Rabu 16 May 2018 21:50 WIB

Museum Dinilai Harus Futuristik

Prof Arief Rachman menilai museum jangan hanya menampilkan benda masa lalu saja.

Museum Nasional Sejarah Alam Indonesia (Munasain).
Foto: Republika/Zahrotul Oktaviani
Museum Nasional Sejarah Alam Indonesia (Munasain).

REPUBLIKA.CO.ID, BOGOR -- Tokoh Pendidikan Indonesia Prof Arief Rachman mengatakan museum harus lebih futuristik. Museum jangan hanya menampilkan benda mati dari masa lalu, sehingga dapat diminati oleh masyarakat luas.

"Museum itu bukan untuk buat pajangan benda mati, masa lalu. Kelirunya museum kita kurang menampilkan kegunaan, dan apa yang harus diketahui untuk kebaikan masa depan bangsa," kata Arief, usai menghadiri peresmian Ruang Introduksi Museum Nasional Sejarah Alam Indonesia (Munasain) di Kota Bogor, Jawa Barat, Rabu (16/5).

Rendahnya minat masyarakat Indonesia untuk mengunjungi museum, menurut Arief, ada keselahan di pendidikan di Indonesia yang secara kosa kata (sematik-red) museum selalu dihubungkan ke masa belakang. "Itu kesalahan paling besar," katanya.
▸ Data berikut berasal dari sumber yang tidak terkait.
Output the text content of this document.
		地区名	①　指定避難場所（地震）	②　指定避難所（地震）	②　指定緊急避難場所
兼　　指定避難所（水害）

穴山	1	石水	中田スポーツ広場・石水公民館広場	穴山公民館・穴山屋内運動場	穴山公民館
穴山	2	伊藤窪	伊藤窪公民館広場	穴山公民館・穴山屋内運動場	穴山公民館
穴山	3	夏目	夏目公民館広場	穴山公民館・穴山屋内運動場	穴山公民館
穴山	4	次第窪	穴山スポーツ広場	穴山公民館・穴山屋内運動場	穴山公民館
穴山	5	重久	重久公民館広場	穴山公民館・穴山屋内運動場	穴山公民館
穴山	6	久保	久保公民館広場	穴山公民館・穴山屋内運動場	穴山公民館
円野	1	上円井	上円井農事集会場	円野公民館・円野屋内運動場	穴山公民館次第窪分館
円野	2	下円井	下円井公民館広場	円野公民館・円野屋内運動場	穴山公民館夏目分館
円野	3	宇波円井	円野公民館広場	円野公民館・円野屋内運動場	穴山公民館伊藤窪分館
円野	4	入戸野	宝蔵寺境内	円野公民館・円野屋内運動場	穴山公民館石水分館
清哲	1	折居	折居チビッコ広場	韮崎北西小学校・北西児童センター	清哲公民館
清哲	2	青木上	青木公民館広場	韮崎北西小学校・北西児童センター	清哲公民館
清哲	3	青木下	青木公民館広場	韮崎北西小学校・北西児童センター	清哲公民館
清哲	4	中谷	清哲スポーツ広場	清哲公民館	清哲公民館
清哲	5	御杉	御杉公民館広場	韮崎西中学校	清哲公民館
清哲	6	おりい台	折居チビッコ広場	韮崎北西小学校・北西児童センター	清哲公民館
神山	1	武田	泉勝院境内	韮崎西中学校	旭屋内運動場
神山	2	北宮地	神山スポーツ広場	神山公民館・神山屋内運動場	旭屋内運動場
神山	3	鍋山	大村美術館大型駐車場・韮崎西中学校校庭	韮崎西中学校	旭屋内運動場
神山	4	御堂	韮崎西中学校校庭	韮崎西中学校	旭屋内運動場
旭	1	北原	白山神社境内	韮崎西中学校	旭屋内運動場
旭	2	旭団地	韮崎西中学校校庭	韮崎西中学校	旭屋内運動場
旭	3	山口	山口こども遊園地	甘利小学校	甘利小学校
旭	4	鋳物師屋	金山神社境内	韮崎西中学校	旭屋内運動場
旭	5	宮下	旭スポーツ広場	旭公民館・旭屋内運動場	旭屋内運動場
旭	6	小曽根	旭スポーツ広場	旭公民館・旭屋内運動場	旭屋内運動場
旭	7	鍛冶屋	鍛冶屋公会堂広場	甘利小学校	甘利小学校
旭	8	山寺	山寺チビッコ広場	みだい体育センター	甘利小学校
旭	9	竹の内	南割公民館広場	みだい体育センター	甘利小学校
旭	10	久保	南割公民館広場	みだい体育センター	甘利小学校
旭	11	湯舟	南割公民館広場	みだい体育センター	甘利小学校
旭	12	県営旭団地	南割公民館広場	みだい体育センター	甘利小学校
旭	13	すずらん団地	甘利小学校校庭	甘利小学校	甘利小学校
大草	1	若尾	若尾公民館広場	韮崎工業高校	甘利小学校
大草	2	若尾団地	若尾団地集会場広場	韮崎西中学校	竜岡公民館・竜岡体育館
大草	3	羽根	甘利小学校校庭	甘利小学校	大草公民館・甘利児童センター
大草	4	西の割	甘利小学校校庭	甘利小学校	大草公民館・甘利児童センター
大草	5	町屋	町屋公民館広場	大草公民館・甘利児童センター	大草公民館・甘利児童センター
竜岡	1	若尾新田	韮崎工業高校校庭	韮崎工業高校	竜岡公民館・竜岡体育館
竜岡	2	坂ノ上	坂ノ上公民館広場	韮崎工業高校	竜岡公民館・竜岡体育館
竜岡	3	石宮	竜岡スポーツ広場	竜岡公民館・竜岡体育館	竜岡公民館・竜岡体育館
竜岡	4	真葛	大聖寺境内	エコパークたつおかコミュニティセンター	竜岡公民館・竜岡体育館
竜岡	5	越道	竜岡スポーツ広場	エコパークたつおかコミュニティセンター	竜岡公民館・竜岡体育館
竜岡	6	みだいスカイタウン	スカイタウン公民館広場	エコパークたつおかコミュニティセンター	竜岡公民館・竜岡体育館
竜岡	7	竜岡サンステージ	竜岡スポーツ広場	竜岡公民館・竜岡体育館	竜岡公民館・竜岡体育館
Agar museum lebih diminati, lanjutnya, mereka yang berkerja di musuem harus memperbaiki tata kelola dari museum supaya lebih futuristik, lebih ke depan. "Sebab hubungan antara apa yang kita miliki di belakang (masa lalu), dengan yang sedang kita kerjakan, kita punya tugas ke depannya itu bagaimana. Dan orang-orang terkadang tidak bisa membayangkannya, kecuali ke depannya itu digambarkan dalam museum," katanya.

Duta UNESCO dari Indonesia ini mengatakan, dalam penanganan museum haruslah memiliki empat kekuatan utama, yakni kekuatan agama, kekuatan Iptek, dan kekuatan untuk masa depan seperti apa.

Setiap yang ditampilkan di museum haruslah menampilkan sebab akibat. Sebagai contoh museum Louvre Prancis yang sangat disukai dan dikujungi ribuan orang setiap harinya.

Salah satu koleksinya yang tersimpan di museum adalah lukisan Monalisa yang apabila kita melangkah ke kiri dan ke kanan seperti sedang melirik, menjadi daya tarik luar biasa bagi para pengunjung.

"Itu karena kehebatan Leonardo da Vinci sebagai pelukisnya, kenapa mau melihatnya karena menghargai karya seni lukis. Semua orang dari seluruh dunia mau melihat lukisan hidup seperti itu, ini yang harus museum kita kerjakan untuk semua museum," katanya.

Banyak hal yang harus dilakukan untuk menjadikan museum menarik bagi semua kalangan termasuk generasi muda yang memiliki kegemaran sendiri. Kebanyakan generasi muda menyukai proses, sehingga museum dapat menampilkan proses dari sebuah benda yang dipajang. Misalnya proses pembuatan jamu awet muda.

Peran multimedia juga menjadi penting, lanjut Arief, museum tanpa menggunakan multimedia memiliki kebodohan tiga kali lipat. Multimedia merupakan kekuatan kelima di dunia setelah kekuatan agama, Iptek, politik dan kebudayaan. "Kalau empat kekuatan ini tidak merangkul kekuatan terakhir (multimedia) itu tiga kali bodohnya," kata Arief.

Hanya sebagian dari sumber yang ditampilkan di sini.